Neeraj Suri, the man apparently involved in the trade of dry fruits all over the world, is initially quite interesting, with an air of mystery around him. Gradually, it is revealed that Suri is actually a henchman hired by the lawyers of the Ansals to ensure that the families of the victims sit quietly with some compensation money.

As “Trial by Fire” series suggests, the Ansals were directly paying money unofficially to the families to buy their silence over the matter. This compensation amount depended on the status and well-being of the family, based on their judgment of how much would be enough to keep a family quiet. Suri was the one going from one house to another, offering this money and also leaving behind his card with pictures of dry fruits on it.

Throughout the show, there are many instances when Suri tries to claim that he is not actually a bad person and that he does not really wish harm upon anyone. The introduction of his wife and son also stresses the fact that, despite not wanting to be a henchman, Suri is bound to work in this profession for some more time as he has to maintain a high lifestyle for his family.

As with Shalini, though, Suri’s character also disappears midway, only to then reappear towards the end for redemption and the end of his story arc. This redemption is not the brightest and even looks forced, as the man tearfully meets the Krishnamoorthys and apologizes to them for his earlier behavior. Suri then reveals that his own son was recently killed in a road accident and that he now understands the plight of all the victims he was working against. While Shekhar avoids the man completely, Neelam kindly expresses her condolences for the news and then walks away.

An ex-Indian army general, Capt Hardeep Bedi, and his wife, Mrs Bedi are also fictional characters created by the show. Capt Bedi had served in the Army for many distinguished years, but he seemed to have taken voluntary retirement right before the 1971 Indo-Pak War. This decision of his was pushed mostly by his wife, and even though the man had completely agreed with it at the time, he has kept complaining about it ever since. At his most bitter, Captain Hardeep Bedi believes that the only reason he could not serve his country properly and gain some more accolades for himself was that his wife and family asked him not to.

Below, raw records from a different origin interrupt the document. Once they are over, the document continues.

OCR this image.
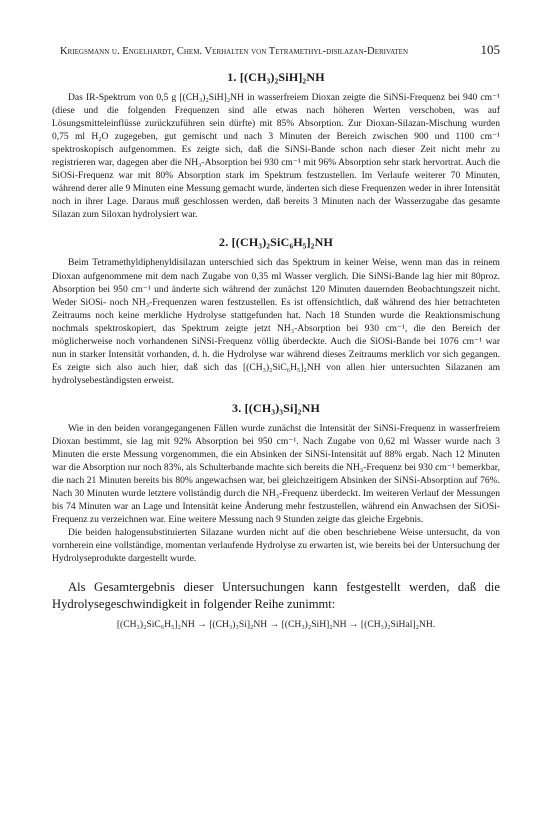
Kriegsmann u. Engelhardt, Chem. Verhalten von Tetramethyl-disilazan-Derivaten	105
1. [(CH₃)₂SiH]₂NH

Das IR-Spektrum von 0,5 g [(CH₃)₂SiH]₂NH in wasserfreiem Dioxan zeigte die SiNSi-Frequenz bei 940 cm⁻¹ (diese und die folgenden Frequenzen sind alle etwas nach höheren Werten verschoben, was auf Lösungsmitteleinflüsse zurückzuführen sein dürfte) mit 85% Absorption. Zur Dioxan-Silazan-Mischung wurden 0,75 ml H₂O zugegeben, gut gemischt und nach 3 Minuten der Bereich zwischen 900 und 1100 cm⁻¹ spektroskopisch aufgenommen. Es zeigte sich, daß die SiNSi-Bande schon nach dieser Zeit nicht mehr zu registrieren war, dagegen aber die NH₃-Absorption bei 930 cm⁻¹ mit 96% Absorption sehr stark hervortrat. Auch die SiOSi-Frequenz war mit 80% Absorption stark im Spektrum festzustellen. Im Verlaufe weiterer 70 Minuten, während derer alle 9 Minuten eine Messung gemacht wurde, änderten sich diese Frequenzen weder in ihrer Intensität noch in ihrer Lage. Daraus muß geschlossen werden, daß bereits 3 Minuten nach der Wasserzugabe das gesamte Silazan zum Siloxan hydrolysiert war.

2. [(CH₃)₂SiC₆H₅]₂NH

Beim Tetramethyldiphenyldisilazan unterschied sich das Spektrum in keiner Weise, wenn man das in reinem Dioxan aufgenommene mit dem nach Zugabe von 0,35 ml Wasser verglich. Die SiNSi-Bande lag hier mit 80proz. Absorption bei 950 cm⁻¹ und änderte sich während der zunächst 120 Minuten dauernden Beobachtungszeit nicht. Weder SiOSi- noch NH₃-Frequenzen waren festzustellen. Es ist offensichtlich, daß während des hier betrachteten Zeitraums noch keine merkliche Hydrolyse stattgefunden hat. Nach 18 Stunden wurde die Reaktionsmischung nochmals spektroskopiert, das Spektrum zeigte jetzt NH₃-Absorption bei 930 cm⁻¹, die den Bereich der möglicherweise noch vorhandenen SiNSi-Frequenz völlig überdeckte. Auch die SiOSi-Bande bei 1076 cm⁻¹ war nun in starker Intensität vorhanden, d. h. die Hydrolyse war während dieses Zeitraums merklich vor sich gegangen. Es zeigte sich also auch hier, daß sich das [(CH₃)₂SiC₆H₅]₂NH von allen hier untersuchten Silazanen am hydrolysebeständigsten erweist.

3. [(CH₃)₃Si]₂NH

Wie in den beiden vorangegangenen Fällen wurde zunächst die Intensität der SiNSi-Frequenz in wasserfreiem Dioxan bestimmt, sie lag mit 92% Absorption bei 950 cm⁻¹. Nach Zugabe von 0,62 ml Wasser wurde nach 3 Minuten die erste Messung vorgenommen, die ein Absinken der SiNSi-Intensität auf 88% ergab. Nach 12 Minuten war die Absorption nur noch 83%, als Schulterbande machte sich bereits die NH₃-Frequenz bei 930 cm⁻¹ bemerkbar, die nach 21 Minuten bereits bis 80% angewachsen war, bei gleichzeitigem Absinken der SiNSi-Absorption auf 76%. Nach 30 Minuten wurde letztere vollständig durch die NH₃-Frequenz überdeckt. Im weiteren Verlauf der Messungen bis 74 Minuten war an Lage und Intensität keine Änderung mehr festzustellen, während ein Anwachsen der SiOSi-Frequenz zu verzeichnen war. Eine weitere Messung nach 9 Stunden zeigte das gleiche Ergebnis.

Die beiden halogensubstituierten Silazane wurden nicht auf die oben beschriebene Weise untersucht, da von vornherein eine vollständige, momentan verlaufende Hydrolyse zu erwarten ist, wie bereits bei der Untersuchung der Hydrolyseprodukte dargestellt wurde.

Als Gesamtergebnis dieser Untersuchungen kann festgestellt werden, daß die Hydrolysegeschwindigkeit in folgender Reihe zunimmt:

[(CH₃)₂SiC₆H₅]₂NH → [(CH₃)₃Si]₂NH → [(CH₃)₂SiH]₂NH → [(CH₃)₂SiHal]₂NH.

There are also a few other characters that have been added to bring some more color to the story. The DVB engineer who was made the scapegoat and sentenced to prison in order to save the reputation of the higher-ups has been presented in an episode too. The fact that the poor and lower officials in this country are the ones always held accountable for crimes is well presented in this manner. There is also the character of a staff member of the Uphaar Cinema who was supposed to pay off his personal debts on the day of the fire. This man also survived the accident, and during this time, he ended up with Unnati Krishnamoorthy’s necklace, which could have cleared off all his debts. But upon realizing who it belonged to, possibly from the news, the man decided to leave the necklace by the side of a memorial service held in honor of the victims who had been killed.

The extended court case that followed has also been presented in “Trial by Fire,” as the Krishnamoorthys and the AVUT members really had to struggle hard to ensure justice. The unresolved manner in which the series ends also is in line with the very real thought as to whether actual justice was ever served in this case. Despite being found guilty of the charges, the main perpetrators, Gopal and Sushil Ansal did not spend more than six months in jail. While times, governments, and society seem to have changed from 1997 to the present, the issue of the rich getting away with the unthinkable still remains relatable in India, unfortunately.